Réinventer notre modèle est vital. Si les dirigeants français ne veulent pas le faire, les Français peuvent les y obliger.
Jamais, depuis 1936, la France n’est entrée dans une année électorale importante dans un tel état de déclin économique et social, de division intérieure et d’isolement international. Après les agences de notation et la Cour des comptes, la Commission européenne a placé notre pays sous surveillance, soulignant la diminution constante de la compétitivité, la rigidité et le coût du travail qui obèrent les marges des entreprises, l’installation du chômage structurel, le déficit de la balance courante (2 % du PIB) et la dérive des finances publiques qui conduit la dette à 100 % du PIB en 2017. La jeunesse, condamnée au chômage et à l’exil, comme les immigrés, est exclue et tentée par la révolte. Les classes moyennes sont laminées par le chômage et la répression fiscale. Marginalisée sur la scène internationale et éclipsée par le leadership allemand en Europe continentale, la diplomatie française tente de faire illusion en multipliant en Afrique des interventions militaires dont elle n’a plus les moyens.
Nul ne peut dès lors s’étonner qu’un climat délétère, qui présente de fortes ressemblances avec les années 1930, sape la République. La France est le royaume de la défiance : 89 % des Français sont hostiles aux partis, 85 % d’entre eux s’inquiètent à juste titre du déclin et 69 % se déclarent convaincus que la démocratie ne fonctionne pas. Face à la délégitimation des institutions et à la disparition de l’ordre public, la tentation de la violence gagne. Les passions collectives se déchaînent, avec pour cible les riches, les étrangers, le marché et l’Europe, et désormais les Juifs.

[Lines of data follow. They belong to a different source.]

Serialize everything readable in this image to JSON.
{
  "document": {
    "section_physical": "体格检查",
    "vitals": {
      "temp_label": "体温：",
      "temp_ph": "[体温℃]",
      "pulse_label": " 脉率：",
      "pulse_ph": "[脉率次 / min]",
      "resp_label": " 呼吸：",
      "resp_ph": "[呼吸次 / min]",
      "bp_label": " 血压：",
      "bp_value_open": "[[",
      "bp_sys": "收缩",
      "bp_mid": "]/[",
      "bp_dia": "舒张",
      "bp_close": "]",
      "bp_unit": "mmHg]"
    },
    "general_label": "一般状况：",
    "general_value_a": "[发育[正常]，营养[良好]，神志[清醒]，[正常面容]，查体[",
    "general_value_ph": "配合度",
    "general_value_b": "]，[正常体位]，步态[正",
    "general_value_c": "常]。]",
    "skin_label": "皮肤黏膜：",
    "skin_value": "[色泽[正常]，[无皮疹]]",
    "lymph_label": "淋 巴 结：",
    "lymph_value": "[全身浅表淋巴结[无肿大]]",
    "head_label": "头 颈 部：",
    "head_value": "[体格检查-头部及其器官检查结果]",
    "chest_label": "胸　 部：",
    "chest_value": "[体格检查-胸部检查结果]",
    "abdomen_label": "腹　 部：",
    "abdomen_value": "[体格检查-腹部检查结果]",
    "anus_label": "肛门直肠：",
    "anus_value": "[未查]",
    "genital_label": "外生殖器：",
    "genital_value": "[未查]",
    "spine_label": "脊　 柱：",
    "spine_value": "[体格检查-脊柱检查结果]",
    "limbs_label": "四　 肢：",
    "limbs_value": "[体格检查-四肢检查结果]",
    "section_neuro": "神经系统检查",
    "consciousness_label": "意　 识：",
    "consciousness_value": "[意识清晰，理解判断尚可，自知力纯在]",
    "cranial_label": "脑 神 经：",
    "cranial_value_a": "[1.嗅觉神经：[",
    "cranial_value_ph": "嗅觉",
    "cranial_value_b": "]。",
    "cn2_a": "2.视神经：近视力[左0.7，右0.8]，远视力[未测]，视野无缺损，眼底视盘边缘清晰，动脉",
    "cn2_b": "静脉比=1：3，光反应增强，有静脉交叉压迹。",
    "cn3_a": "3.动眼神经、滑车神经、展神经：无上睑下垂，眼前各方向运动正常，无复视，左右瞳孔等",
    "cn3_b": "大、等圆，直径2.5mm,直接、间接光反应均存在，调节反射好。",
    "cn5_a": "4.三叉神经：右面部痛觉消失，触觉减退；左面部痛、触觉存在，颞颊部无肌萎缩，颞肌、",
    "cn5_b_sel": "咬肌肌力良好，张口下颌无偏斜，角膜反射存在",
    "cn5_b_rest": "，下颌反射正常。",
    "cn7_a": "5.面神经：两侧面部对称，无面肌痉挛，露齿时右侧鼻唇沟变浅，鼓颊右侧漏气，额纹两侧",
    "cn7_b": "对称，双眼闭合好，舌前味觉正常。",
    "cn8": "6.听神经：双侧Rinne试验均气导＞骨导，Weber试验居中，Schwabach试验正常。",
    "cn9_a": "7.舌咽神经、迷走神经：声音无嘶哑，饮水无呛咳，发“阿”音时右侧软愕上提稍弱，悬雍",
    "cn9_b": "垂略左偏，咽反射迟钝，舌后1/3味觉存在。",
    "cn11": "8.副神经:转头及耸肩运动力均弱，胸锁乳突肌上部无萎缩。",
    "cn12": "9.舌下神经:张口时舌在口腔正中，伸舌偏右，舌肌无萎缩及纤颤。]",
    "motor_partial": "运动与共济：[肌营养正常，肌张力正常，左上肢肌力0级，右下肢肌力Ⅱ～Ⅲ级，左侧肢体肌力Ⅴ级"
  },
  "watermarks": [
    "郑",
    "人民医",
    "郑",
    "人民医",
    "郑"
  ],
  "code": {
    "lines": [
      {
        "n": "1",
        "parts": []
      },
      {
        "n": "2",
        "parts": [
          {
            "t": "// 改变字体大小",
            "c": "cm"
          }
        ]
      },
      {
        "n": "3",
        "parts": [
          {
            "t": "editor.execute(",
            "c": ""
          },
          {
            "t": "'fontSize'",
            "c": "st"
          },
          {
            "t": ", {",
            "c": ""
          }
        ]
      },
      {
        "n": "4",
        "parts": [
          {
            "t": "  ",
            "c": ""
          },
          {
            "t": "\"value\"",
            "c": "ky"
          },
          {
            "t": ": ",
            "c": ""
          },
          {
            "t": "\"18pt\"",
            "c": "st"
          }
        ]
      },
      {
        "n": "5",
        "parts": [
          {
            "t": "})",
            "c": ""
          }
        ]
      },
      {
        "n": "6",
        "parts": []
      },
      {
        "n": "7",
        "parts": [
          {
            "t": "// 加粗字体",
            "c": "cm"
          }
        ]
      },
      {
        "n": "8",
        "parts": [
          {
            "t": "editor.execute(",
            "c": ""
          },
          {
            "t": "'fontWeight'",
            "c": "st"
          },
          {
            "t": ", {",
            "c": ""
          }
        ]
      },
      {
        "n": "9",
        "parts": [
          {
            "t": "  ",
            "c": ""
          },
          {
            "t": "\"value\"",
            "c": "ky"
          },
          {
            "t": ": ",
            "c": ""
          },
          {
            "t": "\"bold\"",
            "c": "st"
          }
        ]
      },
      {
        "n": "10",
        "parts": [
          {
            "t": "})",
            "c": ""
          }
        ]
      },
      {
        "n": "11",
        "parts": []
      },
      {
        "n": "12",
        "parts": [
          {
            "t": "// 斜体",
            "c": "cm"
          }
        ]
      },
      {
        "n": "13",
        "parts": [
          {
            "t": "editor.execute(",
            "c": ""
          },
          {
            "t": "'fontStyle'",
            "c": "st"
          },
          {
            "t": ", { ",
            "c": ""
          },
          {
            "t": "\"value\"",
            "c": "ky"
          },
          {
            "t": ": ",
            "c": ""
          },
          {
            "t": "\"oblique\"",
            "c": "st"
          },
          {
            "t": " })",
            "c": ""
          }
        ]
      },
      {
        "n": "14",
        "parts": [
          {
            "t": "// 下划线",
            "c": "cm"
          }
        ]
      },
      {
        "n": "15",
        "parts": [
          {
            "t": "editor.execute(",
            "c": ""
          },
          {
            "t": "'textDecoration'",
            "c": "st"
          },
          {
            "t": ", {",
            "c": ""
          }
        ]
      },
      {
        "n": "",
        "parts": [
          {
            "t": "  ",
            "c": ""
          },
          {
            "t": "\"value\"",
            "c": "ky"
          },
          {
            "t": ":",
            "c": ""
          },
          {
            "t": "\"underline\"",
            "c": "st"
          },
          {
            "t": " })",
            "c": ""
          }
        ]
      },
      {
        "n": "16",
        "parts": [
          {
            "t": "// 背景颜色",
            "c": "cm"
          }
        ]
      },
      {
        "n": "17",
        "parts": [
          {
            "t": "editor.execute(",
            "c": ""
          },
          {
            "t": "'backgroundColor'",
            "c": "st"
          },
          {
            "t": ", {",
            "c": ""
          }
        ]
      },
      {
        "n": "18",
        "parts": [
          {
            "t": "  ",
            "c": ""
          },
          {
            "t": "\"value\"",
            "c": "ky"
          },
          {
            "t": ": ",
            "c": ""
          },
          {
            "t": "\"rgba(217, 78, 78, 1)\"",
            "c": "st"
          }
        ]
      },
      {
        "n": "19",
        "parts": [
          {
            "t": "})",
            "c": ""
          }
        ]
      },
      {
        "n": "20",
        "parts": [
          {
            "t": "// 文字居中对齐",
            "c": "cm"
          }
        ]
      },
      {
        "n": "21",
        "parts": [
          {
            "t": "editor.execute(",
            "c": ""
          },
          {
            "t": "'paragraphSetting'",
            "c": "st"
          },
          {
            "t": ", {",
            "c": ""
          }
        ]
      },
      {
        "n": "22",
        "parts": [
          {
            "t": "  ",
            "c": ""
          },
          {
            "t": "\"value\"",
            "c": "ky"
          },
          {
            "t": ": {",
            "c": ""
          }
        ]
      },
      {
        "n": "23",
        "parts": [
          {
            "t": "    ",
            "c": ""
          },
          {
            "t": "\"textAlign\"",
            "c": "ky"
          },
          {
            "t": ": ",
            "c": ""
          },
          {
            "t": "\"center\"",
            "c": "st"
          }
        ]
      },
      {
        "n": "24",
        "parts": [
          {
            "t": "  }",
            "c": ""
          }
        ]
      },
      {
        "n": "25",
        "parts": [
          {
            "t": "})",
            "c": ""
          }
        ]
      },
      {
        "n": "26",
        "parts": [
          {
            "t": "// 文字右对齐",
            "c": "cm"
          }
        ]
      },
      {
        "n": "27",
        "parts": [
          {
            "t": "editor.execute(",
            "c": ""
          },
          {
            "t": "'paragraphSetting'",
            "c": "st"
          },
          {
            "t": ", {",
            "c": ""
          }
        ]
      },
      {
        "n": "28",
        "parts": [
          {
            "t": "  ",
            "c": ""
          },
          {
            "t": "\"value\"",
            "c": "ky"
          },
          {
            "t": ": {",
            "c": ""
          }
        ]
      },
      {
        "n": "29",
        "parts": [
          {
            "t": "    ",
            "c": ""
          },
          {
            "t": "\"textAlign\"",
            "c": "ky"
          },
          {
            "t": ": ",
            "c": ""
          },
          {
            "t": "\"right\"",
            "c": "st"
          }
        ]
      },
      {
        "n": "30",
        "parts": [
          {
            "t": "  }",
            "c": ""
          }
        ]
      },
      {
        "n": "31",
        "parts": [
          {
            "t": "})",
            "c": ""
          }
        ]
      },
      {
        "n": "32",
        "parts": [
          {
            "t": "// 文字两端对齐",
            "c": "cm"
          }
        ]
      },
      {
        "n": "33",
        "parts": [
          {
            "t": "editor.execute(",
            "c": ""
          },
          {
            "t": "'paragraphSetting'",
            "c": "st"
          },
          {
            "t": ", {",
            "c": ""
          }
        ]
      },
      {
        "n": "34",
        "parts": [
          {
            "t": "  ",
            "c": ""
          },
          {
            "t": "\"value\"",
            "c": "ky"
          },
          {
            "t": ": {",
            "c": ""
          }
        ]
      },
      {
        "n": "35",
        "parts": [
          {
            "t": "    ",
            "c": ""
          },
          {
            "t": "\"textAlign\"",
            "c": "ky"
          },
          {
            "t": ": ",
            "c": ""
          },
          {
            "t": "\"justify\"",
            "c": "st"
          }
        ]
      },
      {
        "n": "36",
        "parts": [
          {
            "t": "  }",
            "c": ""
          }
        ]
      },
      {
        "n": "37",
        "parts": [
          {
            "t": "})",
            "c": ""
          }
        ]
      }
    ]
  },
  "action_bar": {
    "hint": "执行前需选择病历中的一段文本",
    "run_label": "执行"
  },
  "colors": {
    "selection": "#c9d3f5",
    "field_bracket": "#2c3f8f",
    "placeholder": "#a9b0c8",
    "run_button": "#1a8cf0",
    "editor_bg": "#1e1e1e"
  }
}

Face à cet effondrement intérieur qui fait écho à la débâcle militaire de 1940, la classe politique française a noué un pacte d’irresponsabilité.
François Hollande, le président de la République le plus faible et le plus impopulaire depuis 1958, a certes crevé la bulle du déni de sa campagne mais s’enferme dans sa statue de monarque impotent. Lui qui dispose des pouvoirs les plus étendus parmi les chefs d’État et de gouvernement des démocraties développées, n’en use pas pour mettre en œuvre les réformes indispensables au pays mais pour gérer les équilibres du Parti socialiste et de sa majorité désunie.
Son gouvernement mort-né, car organisé en galaxie pléthorique autour du trou noir qui tient lieu de premier ministre, est tétanisé par la perspective du remaniement. L’administration, qui n’est plus dirigée, se partage les ultimes ressources levées grâce au choc fiscal sur une économie et une société exsangues.
L’opposition est également un bateau ivre, dénué de chef, de stratégie et de projet crédibles. L’UMP n’est forte que de ses dettes, de ses fraudes en bande organisée, de l’arnaque de ses propres militants et sympathisants. En guise d’examen critique et raisonné du quinquennat de Nicolas Sarkozy qui constituerait le préalable à l’élaboration d’un programme de redressement, s’impose la lamentable chronique des affaires, des trahisons et des parjures.
Dans un moment critique de l’histoire où la disparition du communisme et la déflation ont fait basculer la révolution à droite, le résultat est mécanique : un boulevard s’ouvre devant le Front national. L’accélération inouïe de la crise nationale appelle désormais des choix radicaux.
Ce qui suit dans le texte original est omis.